Se uma empresa quer criar uma plataforma na qual as startups possam construir, precisa torná-la algo que os hackers que a criaram queiram usar. Isso significa que precisa ser barato e bem projetado. O Mac era popular entre os hackers quando foi lançado, e muitos deles escreveram software para ele. [13] Você vê isso menos com o Windows, porque os hackers não o usam. O tipo de pessoas que são boas em escrever software tendem a estar rodando Linux ou FreeBSD agora.

Não acho que teríamos começado uma startup para escrever software de desktop, porque o software de desktop tem que rodar no Windows, e antes de podermos escrever software para Windows, teríamos que usá-lo. A Web nos permitiu contornar o Windows e entregar software rodando em Unix diretamente aos usuários através do navegador. Essa é uma perspectiva libertadora, muito parecida com a chegada dos PCs há vinte e cinco anos.

Microsoft

Quando os computadores de mesa chegaram, a IBM era o gigante do qual todos tinham medo. É difícil imaginar agora, mas lembro-me muito bem da sensação. Agora o gigante assustador é a Microsoft, e não acho que eles estejam tão cegos para a ameaça que enfrentam quanto a IBM estava. Afinal, a Microsoft construiu deliberadamente seu negócio no ponto cego da IBM.

Mencionei anteriormente que minha mãe realmente não precisa de um computador de mesa. A maioria dos usuários provavelmente não precisa. Isso é um problema para a Microsoft, e eles sabem disso. Se as aplicações rodarem em servidores remotos, ninguém precisa do Windows. O que a Microsoft fará? Eles conseguirão usar seu controle sobre a área de trabalho para prevenir ou restringir essa nova geração de software?

Meu palpite é que a Microsoft desenvolverá algum tipo de híbrido servidor/desktop, onde o sistema operacional trabalha em conjunto com servidores que eles controlam. No mínimo, os arquivos estarão centralmente disponíveis para usuários que desejam isso.
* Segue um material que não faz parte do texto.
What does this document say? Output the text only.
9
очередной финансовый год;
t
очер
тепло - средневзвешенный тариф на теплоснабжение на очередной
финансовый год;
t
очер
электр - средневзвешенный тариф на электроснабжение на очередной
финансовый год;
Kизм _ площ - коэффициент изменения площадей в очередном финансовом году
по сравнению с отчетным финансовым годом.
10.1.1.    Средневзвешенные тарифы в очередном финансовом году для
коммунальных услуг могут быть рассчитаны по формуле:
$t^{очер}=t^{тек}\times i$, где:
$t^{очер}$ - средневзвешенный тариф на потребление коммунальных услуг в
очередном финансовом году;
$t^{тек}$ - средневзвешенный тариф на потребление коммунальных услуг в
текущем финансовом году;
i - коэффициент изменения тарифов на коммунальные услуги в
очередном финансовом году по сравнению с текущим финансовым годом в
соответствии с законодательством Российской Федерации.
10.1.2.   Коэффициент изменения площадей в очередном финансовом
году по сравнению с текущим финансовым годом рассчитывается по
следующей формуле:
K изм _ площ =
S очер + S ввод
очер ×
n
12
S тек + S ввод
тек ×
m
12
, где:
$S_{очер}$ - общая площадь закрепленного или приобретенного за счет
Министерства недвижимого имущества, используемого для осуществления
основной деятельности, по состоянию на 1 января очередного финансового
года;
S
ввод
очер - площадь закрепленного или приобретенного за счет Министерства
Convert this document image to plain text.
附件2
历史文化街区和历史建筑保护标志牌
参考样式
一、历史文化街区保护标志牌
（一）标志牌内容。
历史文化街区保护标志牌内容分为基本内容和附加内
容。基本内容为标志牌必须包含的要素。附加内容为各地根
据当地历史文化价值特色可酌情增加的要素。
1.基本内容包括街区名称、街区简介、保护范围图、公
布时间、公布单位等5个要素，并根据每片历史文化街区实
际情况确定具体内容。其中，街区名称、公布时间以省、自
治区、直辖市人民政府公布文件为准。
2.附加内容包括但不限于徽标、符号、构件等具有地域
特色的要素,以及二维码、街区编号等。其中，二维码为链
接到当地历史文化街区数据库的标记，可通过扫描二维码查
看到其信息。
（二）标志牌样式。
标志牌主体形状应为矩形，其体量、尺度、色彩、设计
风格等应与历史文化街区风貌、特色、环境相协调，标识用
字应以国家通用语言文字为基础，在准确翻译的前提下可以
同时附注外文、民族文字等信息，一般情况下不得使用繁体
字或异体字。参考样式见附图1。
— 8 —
Não espero que a Microsoft vá até o extremo de fazer os cálculos no servidor, com apenas um navegador como cliente, se puder evitá-lo. Se você só precisa de um navegador como cliente, não precisa da Microsoft no cliente, e se a Microsoft não controla o cliente, não pode empurrar os usuários em direção a suas aplicações baseadas em servidor.

Acho que a Microsoft terá dificuldades para manter o gênio na garrafa. Haverá muitos tipos diferentes de clientes para eles controlarem todos. E se as aplicações da Microsoft só funcionarem com alguns clientes, os concorrentes poderão superá-los oferecendo aplicações que funcionam de qualquer cliente. [14]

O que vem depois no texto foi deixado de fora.